To help implement this biocultural approach, the collaboration compiled the most comprehensive list to date of culturally important species — in all, 385 wild species (mostly plants) that have a recognized role in supporting cultural identity, as they are generally the basis for religious, spiritual and social cohesion and provide a common sense of place, purpose and belonging.

The list of species is part of a proposed framework and metric — a “biocultural status” — that combines information on the biological as well as the cultural conservation status of different components of nature.

“We realized that prevailing classifications based on how vulnerable species are did not consider any of their cultural importance to people,” said coauthor Sandra Diaz of Argentina’s National Scientific and Technical Research Council and Universidad Anacional de Córdoba, who recently co-chaired a global assessment of biodiversity and what it means to people. “Without the acknowledgement and protection of local, special relationships to nature that sustain some, often Indigenous, populations, we risk losing an important dimension of conservation.

“When the human cultures that use and value an animal or plant species are lost, a whole body of values, of knowledge about that species is lost too, even if the organism itself does not go extinct,” Diaz continued. “So even if there is no immediate loss of biodiversity, our relationship with the natural world becomes impoverished.”

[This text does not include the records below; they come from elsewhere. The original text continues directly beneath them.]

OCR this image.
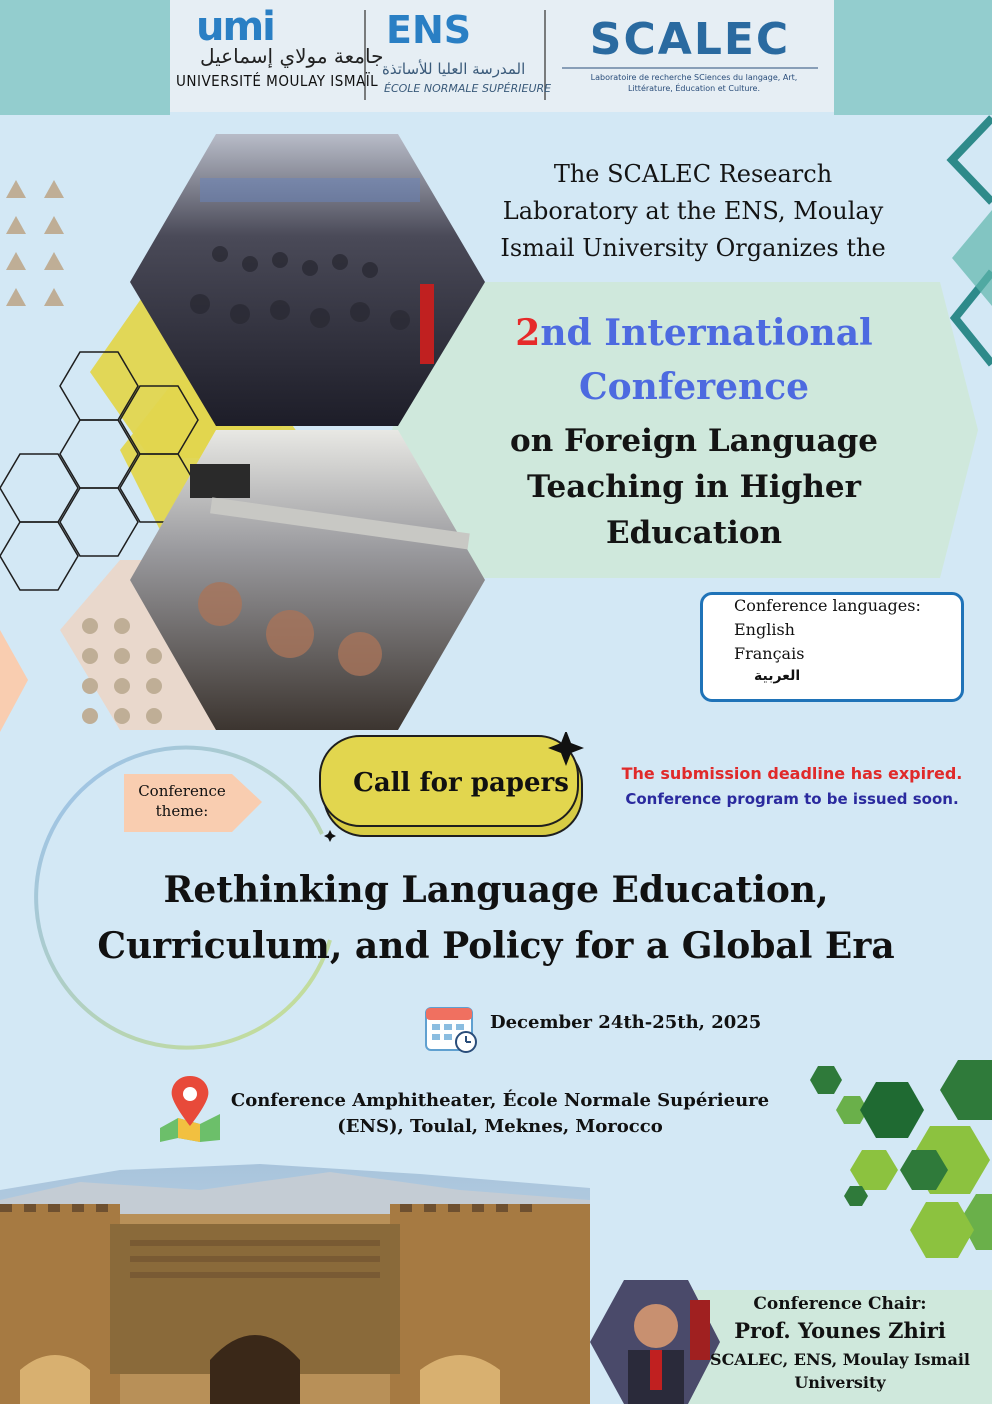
umi
جامعة مولاي إسماعيل
UNIVERSITÉ MOULAY ISMAÏL
ENS
المدرسة العليا للأساتذة
ÉCOLE NORMALE SUPÉRIEURE
SCALEC
Laboratoire de recherche SCiences du langage, Art, Littérature, Éducation et Culture.
The SCALEC Research
Laboratory at the ENS, Moulay
Ismail University Organizes the
2nd International
Conference
on Foreign Language
Teaching in Higher
Education
Conference languages:
English
Français
العربية
Conference
theme:
Call for papers	The submission deadline has expired.
Conference program to be issued soon.
Rethinking Language Education,
Curriculum, and Policy for a Global Era
December 24th-25th, 2025
Conference Amphitheater, École Normale Supérieure
(ENS), Toulal, Meknes, Morocco
Conference Chair:
Prof. Younes Zhiri
SCALEC, ENS, Moulay Ismail
University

Conversely, according to the authors, recognizing the connections between people and nature and incorporating them into decision-making could enable actions based on both ecological conservation priorities and cultural values, while aligning with local priorities. The study’s focus on culturally important species, they said, could pave the way toward mechanisms to allow the global uptake of biocultural approaches, which so far has been challenging.

The paper comes at a timely moment, as the Convention on Biological Diversity prepares for the next set of biodiversity goals such as the post-2020 Global Biodiversity Framework.

“As the conservation community increasingly seeks to include diverse worldviews, knowledge and values in nature management and restoration, the framework and metric proposed here offer a concrete mechanism that combines local perspectives on which species are culturally important, with scientific assessments of the biological and cultural status of those species,” Reyes-García said. “Together, they provide an actionable way to guide decisions and operationalize global actions oriented to enhance place-based practices, such as those of Indigenous people, that have supported the conservation of social-ecological systems over the long term.”

To sustain culturally important species, according to the authors, society will need a more complete list of these species’ conservation status, and ultimately, direct greater support to the cultures that value them.

One of the most important messages in this study, added coauthor Rodrigo Cámara-Leret (University of Zurich), is that a large fraction of the species that matter to local cultures have been overlooked in conservation assessments, underscoring a big communication gap between local people and the academic community, and even between the natural and social sciences.

“To close this communication gap and foster more equitable conservation, we need to promote more long-term engagement with local communities to develop and maintain truly collaborative conservation partnerships,” he said. “For this to happen, there are growing calls for academic institutions to recalibrate how they judge impact, and for donor agencies to step up to the challenge of supporting longer research projects that take time, but which are highly effective in knowledge generation and promoting biocultural conservation.”